India’s timeline for large-scale flex-fuel adoption is strategically sound but difficult to execute, with risks in feedstock, water, food security, and infrastructure synchronisation.
According to the Department of Food and Public Distribution (DFPD), India’s total ethanol production capacity as of November 2025 is about 1,990 crore litres.
A large share of current ethanol production is still based on sugarcane molasses and first-generation (1G) routes, which are water-intensive and geographically concentrated in states like Maharashtra and Uttar Pradesh.
Sugarcane-based systems present a challenge to water security, raising concerns in drought-prone and water-stressed belts.
Further, the government has begun using surplus rice and other foodgrains to produce ethanol. “This introduces trade-offs between fuel security and food security, besides the fiscal cost of procurement and subsidies,” Mitra said.
Second-generation (2G) ethanol from agricultural residues is the cleaner, more sustainable option, but current capacity is still small, capital intensive, and logistically complex, with limited infrastructure for feedstock collection.
So, while the direction is right - leveraging domestic agriculture to reduce oil-import dependence and emissions - the timelines for large-scale flex-fuel adoption may present certain on-ground challenges.
Deepak Ballani, Director General, Indian Sugar & Bio-energy Manufacturers Association (ISMA), however, believes that it is possible.
He said that if annual car sales are considered to be of around 45 lakh units and it is assumed that about 50% transition to FFVs, the projected ethanol demand by 2030 could be in the range of 400 crore litres. On the supply side, sugar biorefineries today represent a production capacity of nearly 900 crore litres. Even after meeting existing allocations for the E20 blending programme and other industrial uses, a substantial surplus of around 600 crore litres remains available. "This surplus is more than adequate to meet the projected demand arising from the adoption of FFVs," he said.
He said that the key building blocks are already in place. The ethanol industry is ready with adequate fuel availability, and Original Equipment Manufacturers (OEMs) are prepared to roll out FFVs at scale.
“The more critical enabler at this stage is long-term policy clarity — particularly on pricing, taxation, and regulatory support — to unlock and sustain private investment across the value chain,” Ballani said.
Experts say ethanol is unlikely to derail electric vehicle (EV) adoption, but may reshape its trajectory.
Flex-fuel vehicles (FFVs) need incremental engineering, that is, corrosion-resistant fuel system materials, upgraded seals, and recalibrated engine control units. This leads to a modest production cost increase of roughly ₹5,000 to ₹12,000 per vehicle for two-wheelers and ₹17,000 to ₹25,000 per vehicle for four-wheelers, as per various industry estimates. That is far below the typical ₹1.5 lakh to ₹3 lakh premium seen on mass market EVs, which is typically attributed to battery packs.

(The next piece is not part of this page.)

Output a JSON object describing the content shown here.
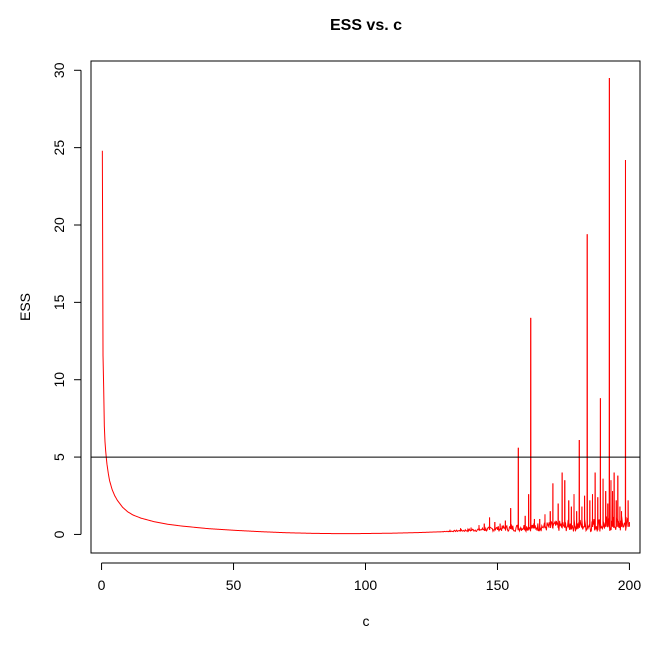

In heavy and inter-city vehicle segments, where EV dynamics remain challenging, ethanol could dominate. But in intra-city mobility — two-wheelers, ride-hailing and last-mile delivery vehicles — EVs continue to hold a clear advantage.
“India will expand ethanol-distillation, agri-feedstock processing, and blending infrastructure, while separately investing in lithium-pack manufacturing, charging grids, and battery-recycling ecosystems,” Mitra told The Secretariat.
“The outcome is not likely to be a winner-takes-all scenario but segmentation. FFVs will anchor long-haul, rural, and price-sensitive segments, while EVs may be expected to have an edge in urban, premium, and short-range applications.”
Sravan K. Appana, CEO of EV manufacturer iGowise Mobility, said ethanol blending does not pose any real risk to EV adoption.
“In fact, the biggest gains from blending are likely to come in heavy and inter-city use cases such as cars, commercial trucks, buses, and vans, where charging downtime and vehicle cost remain major barriers. But in light EV use cases, the economics of electric mobility are simply hard to beat,” he said.